Dr. Abraham Shaked Dr. Shaked holds an M.D. degree from the Hebrew University and Hadassah medical school in Jerusalem and a Ph.D. in Molecular Pathology and Immunology from the City University of New York. He went through residency training in General Surgery at the Mount-Sinai Hospital in NYC and subsequently did a fellowship and served as a faculty in Transplantation Surgery at UCLA.
Dr. Shaked currently serves as the Director of the Penn Transplant Institute, and Chief of the Division of Transplantation at the University of Pennsylvania. He is the holder of the Eldridge L. Eliason Chair in Surgery.  His surgical practice has focused on the liver transplantation.

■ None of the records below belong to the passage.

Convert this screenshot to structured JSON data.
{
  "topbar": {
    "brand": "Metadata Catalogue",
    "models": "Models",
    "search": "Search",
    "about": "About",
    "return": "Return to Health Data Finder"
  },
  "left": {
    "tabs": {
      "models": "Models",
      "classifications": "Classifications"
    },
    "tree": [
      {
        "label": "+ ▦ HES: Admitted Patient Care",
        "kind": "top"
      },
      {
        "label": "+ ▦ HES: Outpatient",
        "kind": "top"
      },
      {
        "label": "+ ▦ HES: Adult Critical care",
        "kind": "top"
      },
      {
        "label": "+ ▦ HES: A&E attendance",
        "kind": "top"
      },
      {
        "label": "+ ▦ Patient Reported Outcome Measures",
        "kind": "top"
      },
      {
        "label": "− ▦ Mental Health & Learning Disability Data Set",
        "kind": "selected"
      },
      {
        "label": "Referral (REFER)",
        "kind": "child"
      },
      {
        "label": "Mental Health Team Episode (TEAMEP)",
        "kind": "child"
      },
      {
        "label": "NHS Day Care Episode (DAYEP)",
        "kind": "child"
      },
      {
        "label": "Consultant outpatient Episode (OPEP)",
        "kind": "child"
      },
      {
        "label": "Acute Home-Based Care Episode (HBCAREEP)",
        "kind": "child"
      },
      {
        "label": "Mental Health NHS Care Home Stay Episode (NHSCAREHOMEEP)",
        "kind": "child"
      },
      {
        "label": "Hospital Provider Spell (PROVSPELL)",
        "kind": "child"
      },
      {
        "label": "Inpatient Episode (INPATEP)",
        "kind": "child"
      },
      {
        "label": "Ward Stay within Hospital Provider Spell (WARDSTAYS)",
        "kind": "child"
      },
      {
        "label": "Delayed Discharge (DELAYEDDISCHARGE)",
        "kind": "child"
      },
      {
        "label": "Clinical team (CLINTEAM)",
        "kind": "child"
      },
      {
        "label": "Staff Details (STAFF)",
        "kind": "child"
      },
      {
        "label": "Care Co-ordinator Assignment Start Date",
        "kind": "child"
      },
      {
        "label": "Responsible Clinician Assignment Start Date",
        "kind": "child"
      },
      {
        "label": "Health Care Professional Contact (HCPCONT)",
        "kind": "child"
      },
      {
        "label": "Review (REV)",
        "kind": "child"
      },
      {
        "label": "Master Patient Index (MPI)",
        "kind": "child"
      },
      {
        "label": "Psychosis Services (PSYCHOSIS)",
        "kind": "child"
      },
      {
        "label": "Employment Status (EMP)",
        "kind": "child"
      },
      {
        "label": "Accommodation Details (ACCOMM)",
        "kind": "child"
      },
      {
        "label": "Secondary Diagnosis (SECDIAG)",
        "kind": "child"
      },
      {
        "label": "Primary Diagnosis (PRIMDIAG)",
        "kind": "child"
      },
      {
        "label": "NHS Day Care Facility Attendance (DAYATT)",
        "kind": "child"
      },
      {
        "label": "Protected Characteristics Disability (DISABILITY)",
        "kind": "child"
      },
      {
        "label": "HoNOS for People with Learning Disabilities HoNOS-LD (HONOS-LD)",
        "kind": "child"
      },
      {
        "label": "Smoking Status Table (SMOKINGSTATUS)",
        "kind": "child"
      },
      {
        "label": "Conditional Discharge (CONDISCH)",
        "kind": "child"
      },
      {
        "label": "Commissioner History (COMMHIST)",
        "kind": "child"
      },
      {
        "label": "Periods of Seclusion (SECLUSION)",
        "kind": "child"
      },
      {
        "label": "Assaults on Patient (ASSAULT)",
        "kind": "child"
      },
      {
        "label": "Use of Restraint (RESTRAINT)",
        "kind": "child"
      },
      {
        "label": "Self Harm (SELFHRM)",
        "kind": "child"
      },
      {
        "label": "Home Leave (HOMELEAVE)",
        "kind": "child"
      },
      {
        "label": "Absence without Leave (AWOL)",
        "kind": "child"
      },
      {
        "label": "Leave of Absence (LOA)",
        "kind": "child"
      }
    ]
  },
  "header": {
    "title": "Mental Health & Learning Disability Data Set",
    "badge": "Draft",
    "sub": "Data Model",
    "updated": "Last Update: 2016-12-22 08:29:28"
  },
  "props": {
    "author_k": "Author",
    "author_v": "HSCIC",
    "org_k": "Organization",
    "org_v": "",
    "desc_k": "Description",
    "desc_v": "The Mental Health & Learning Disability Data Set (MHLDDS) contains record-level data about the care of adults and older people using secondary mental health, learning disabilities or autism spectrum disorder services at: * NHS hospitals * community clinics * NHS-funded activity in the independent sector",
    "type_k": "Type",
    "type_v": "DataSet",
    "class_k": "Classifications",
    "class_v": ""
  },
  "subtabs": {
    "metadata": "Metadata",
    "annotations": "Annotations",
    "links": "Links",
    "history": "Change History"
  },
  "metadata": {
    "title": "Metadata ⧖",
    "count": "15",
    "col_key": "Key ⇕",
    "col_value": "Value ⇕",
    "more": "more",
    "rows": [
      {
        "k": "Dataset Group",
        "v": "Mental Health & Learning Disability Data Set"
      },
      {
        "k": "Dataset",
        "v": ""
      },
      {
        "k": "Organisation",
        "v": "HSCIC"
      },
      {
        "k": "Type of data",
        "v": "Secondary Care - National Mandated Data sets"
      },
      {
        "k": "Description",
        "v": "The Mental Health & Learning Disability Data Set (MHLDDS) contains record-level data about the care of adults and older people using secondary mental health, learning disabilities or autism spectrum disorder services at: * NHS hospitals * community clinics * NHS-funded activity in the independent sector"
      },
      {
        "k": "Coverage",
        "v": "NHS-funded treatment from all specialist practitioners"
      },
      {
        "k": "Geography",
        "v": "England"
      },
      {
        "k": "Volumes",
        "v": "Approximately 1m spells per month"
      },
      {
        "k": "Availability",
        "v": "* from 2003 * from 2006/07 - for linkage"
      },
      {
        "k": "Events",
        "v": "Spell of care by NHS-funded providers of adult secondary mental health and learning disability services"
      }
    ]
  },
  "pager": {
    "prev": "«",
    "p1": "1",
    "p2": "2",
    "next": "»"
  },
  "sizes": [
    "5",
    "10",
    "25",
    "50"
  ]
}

Dr. Shaked served as the program chair, the secretary, and the President of the American Society of Transplant Surgeons.  His national activities include membership of board of Directors of UNOS, participation in multiple NIH committees, and appearances in various congressional committees.Dr. Shaked research interests are focused on transplant immunobiology in the human setting.  Current project include: 1.  The use of gene expression profiling for the characterization of the interrelation between proinflammatory response innate immunity and adaptive immunity pertinent to solid organ transplantation. 2.  The interrelations between tolerance alloimmune response, anti- hepatitis C response, and immunosuppression in liver transplant recipients. 3.  Pattern and mechanisms of immune response in the regenerating liver of recipients undergoing living donor liver transplantation. Dr. Shaked’s research is funded by the National Institute of Health (NIH) and Immune Tolerance Network. He has published more than 170 original articles, and is serving on editorial board of various transplantation and surgical journals.

David R. Grant, MD, FRCSC

Grant Dr. Grant obtained his medical and surgical training at the University of Western Ontario. He was on staff at the London Health Sciences Centre until 1999, when he moved to Toronto. Research interests include: tolerance, small-bowel transplantation, living donor liver transplantation, and xenotransplantation. Dr. Grant performed the first liver-small bowel transplant in 1989, and he is the Director of the International Intestine Transplant Registry. Dr. Grant has published more than 200 papers and book chapters.
He serves on the editorial boards of Transplantation, Transplantation Proceedings, and Transplant International.